Metadata-Version: 2.4
Name: londonaicentre-llama-serve
Version: 1.2.0
Summary: Serve llama models locally
Author-email: "Dr. Joe Zhang" <jzhang@nhs.net>, Martin Chapman <contact@martinchapman.co.uk>
License-Expression: LicenseRef-Proprietary
Requires-Python: >=3.12
Description-Content-Type: text/markdown
License-File: LICENSE.md
Requires-Dist: httpx>=0.28.1
Requires-Dist: pydantic>=2.12.4
Requires-Dist: pydantic-settings>=2.11.0
Requires-Dist: tqdm>=4.67.1
Requires-Dist: vllm>=0.11.0
Dynamic: license-file

# Llama serve

> [!WARNING]
> This package is now deprecated. Use `londonaicentre-mesa-local` rather than `londonaicentre-llama-serve` for pip commands.
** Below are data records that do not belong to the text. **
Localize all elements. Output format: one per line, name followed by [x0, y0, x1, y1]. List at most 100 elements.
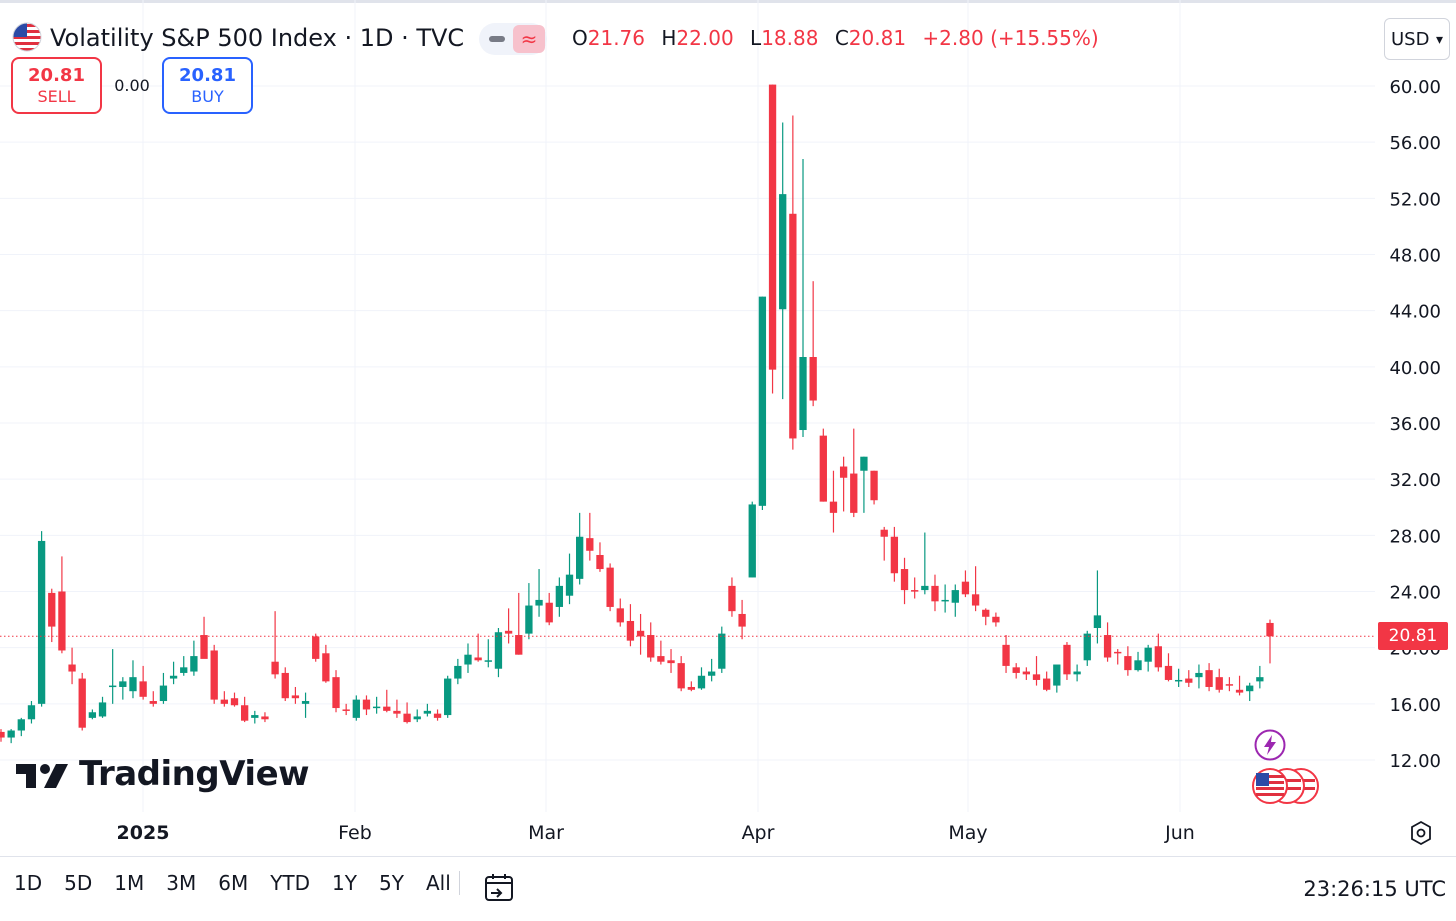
- sell-price: 20.81: [28, 65, 85, 86]
- candle-body: [1114, 651, 1122, 654]
- candle-body: [291, 695, 300, 699]
- candle-body: [494, 632, 503, 669]
- y-tick-label: 48.00: [1389, 246, 1441, 267]
- candle-body: [403, 713, 411, 723]
- candle-body: [921, 585, 929, 591]
- candle-body: [565, 574, 574, 596]
- candle-body: [809, 357, 817, 401]
- range-5y[interactable]: 5Y: [379, 870, 404, 895]
- currency-label: USD: [1391, 29, 1430, 50]
- candle-body: [200, 635, 208, 659]
- candle-body: [169, 675, 178, 679]
- range-1m[interactable]: 1M: [114, 870, 145, 895]
- lightning-event-icon[interactable]: [1254, 729, 1286, 761]
- candle-body: [576, 536, 584, 579]
- x-tick-label: Feb: [338, 822, 372, 844]
- x-tick-label: Apr: [742, 822, 775, 844]
- tradingview-logo-icon: [16, 764, 68, 788]
- candle-body: [545, 602, 553, 623]
- range-3m[interactable]: 3M: [166, 870, 197, 895]
- buy-button[interactable]: 20.81 BUY: [162, 57, 253, 114]
- settings-icon[interactable]: [1408, 820, 1434, 846]
- legend-toggle[interactable]: ≈: [479, 23, 547, 55]
- candle-body: [159, 685, 168, 702]
- candle-body: [0, 731, 5, 738]
- candle-body: [992, 616, 1000, 623]
- x-tick-label: Mar: [528, 822, 564, 844]
- candle-body: [1063, 644, 1071, 675]
- y-tick-label: 44.00: [1389, 302, 1441, 323]
- candle-body: [1246, 685, 1254, 692]
- candle-body: [880, 529, 888, 537]
- sell-button[interactable]: 20.81 SELL: [11, 57, 102, 114]
- open-value: 21.76: [587, 26, 646, 50]
- close-label: C: [834, 26, 849, 50]
- candle-body: [586, 538, 594, 551]
- candle-body: [423, 710, 432, 714]
- y-tick-label: 52.00: [1389, 189, 1441, 210]
- candlestick-chart[interactable]: 60.00 56.00 52.00 48.00 44.00 40.00 36.00 32.00…: [0, 0, 1456, 856]
- candle-body: [728, 585, 736, 612]
- range-all[interactable]: All: [425, 870, 451, 895]
- candle-body: [657, 656, 665, 662]
- candle-body: [890, 536, 899, 574]
- candle-body: [961, 581, 970, 595]
- open-label: O: [572, 26, 588, 50]
- candle-body: [119, 681, 127, 687]
- candle-body: [748, 504, 756, 578]
- candle-body: [332, 677, 340, 709]
- candle-body: [829, 501, 838, 513]
- candle-body: [911, 590, 919, 592]
- candle-body: [626, 620, 635, 641]
- candle-body: [312, 636, 320, 659]
- candle-body: [444, 678, 452, 716]
- y-tick-label: 24.00: [1389, 583, 1441, 604]
- candle-body: [941, 599, 949, 602]
- candle-body: [515, 635, 523, 655]
- candle-body: [931, 585, 939, 602]
- candle-body: [1053, 664, 1061, 686]
- candle-body: [139, 681, 147, 697]
- candle-body: [1073, 671, 1081, 675]
- candle-body: [17, 719, 25, 731]
- candle-body: [707, 671, 716, 676]
- range-1y[interactable]: 1Y: [332, 870, 357, 895]
- symbol-title[interactable]: Volatility S&P 500 Index · 1D · TVC: [50, 24, 465, 52]
- candle-body: [98, 702, 107, 717]
- candle-body: [768, 84, 777, 370]
- candle-body: [352, 699, 360, 718]
- candle-body: [1002, 644, 1010, 666]
- candle-body: [799, 357, 807, 431]
- candle-body: [393, 710, 401, 714]
- candle-body: [58, 591, 66, 651]
- candle-body: [1185, 678, 1193, 683]
- candle-body: [1174, 679, 1183, 682]
- top-border: [0, 0, 1456, 3]
- range-5d[interactable]: 5D: [64, 870, 93, 895]
- currency-select[interactable]: USD ▾: [1384, 18, 1450, 60]
- range-1d[interactable]: 1D: [14, 870, 43, 895]
- high-label: H: [661, 26, 677, 50]
- range-ytd[interactable]: YTD: [270, 870, 311, 895]
- candle-body: [1144, 647, 1152, 662]
- utc-clock[interactable]: 23:26:15 UTC: [1303, 877, 1446, 901]
- candle-body: [301, 701, 310, 704]
- y-tick-label: 60.00: [1389, 77, 1441, 98]
- candle-body: [738, 613, 746, 627]
- calendar-goto-icon[interactable]: [483, 871, 515, 903]
- economic-event-flags-icon[interactable]: [1251, 767, 1321, 805]
- candle-body: [261, 716, 269, 720]
- ohlc-values: O21.76 H22.00 L18.88 C20.81 +2.80 (+15.5…: [572, 24, 1099, 52]
- low-value: 18.88: [761, 26, 819, 50]
- candle-body: [504, 630, 513, 634]
- candle-body: [1124, 656, 1132, 671]
- sell-label: SELL: [37, 87, 76, 106]
- candle-body: [37, 540, 46, 704]
- candle-body: [1225, 684, 1234, 686]
- candle-body: [210, 650, 218, 700]
- range-6m[interactable]: 6M: [218, 870, 249, 895]
- us-flag-icon: [12, 22, 42, 52]
- candle-body: [78, 678, 86, 728]
- candle-body: [555, 585, 564, 607]
- candle-body: [1205, 670, 1213, 687]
Serve llama models locally.

- ⬇️ Downloads weights from S3

- 📦 Unpacks

- 🚀 Serves via a local OpenAI-compatible server

## Prerequisites

### Software

- Python 3.12

### Hardware

- A GPU with >=24GB VRAM (tested on NVIDIA A30)

### Configuration

- Create a file called `.env` in the directory where you intend to run this package.
Populate it with the details you have been provided with in the following format:

```text
MODEL_NAME=
WEIGHTS_ID=
WEIGHTS_KEY=
```

## Installation

1. (Recommended) Create a virtual environment and activate it:

    ```python
    python -m venv .venv
    source .venv/bin/activate
    ```

2. Install this package: `pip install londonaicentre-llama-serve`.

## Usage

### CLI

1. Note command line arguments:

    | Argument  | Description  |
    |---|---|
    | -v, --verbose | Enable debug output (optional) |

2. Start the server as follows: `llamaserve [args]`.

## Clients

### OpenAI (example)

1. Interact with the server using the [OpenAI client](https://pypi.org/project/openai) in python:

    ```python
    from openai import OpenAI

    client = OpenAI(
        base_url="http://localhost:5000/v1",
        api_key="blank" 
    )

    response = client.chat.completions.create(
        model="<MODEL_NAME>",
        messages=[
            {"role": "system", "content": "You are an LLM named gpt-4o"},
            {"role": "user", "content": "Hello"}
        ]
    )

    print(response.choices[0].message.content)
    ```

## License

This project uses a proprietary license (see [LICENSE](LICENSE.md)).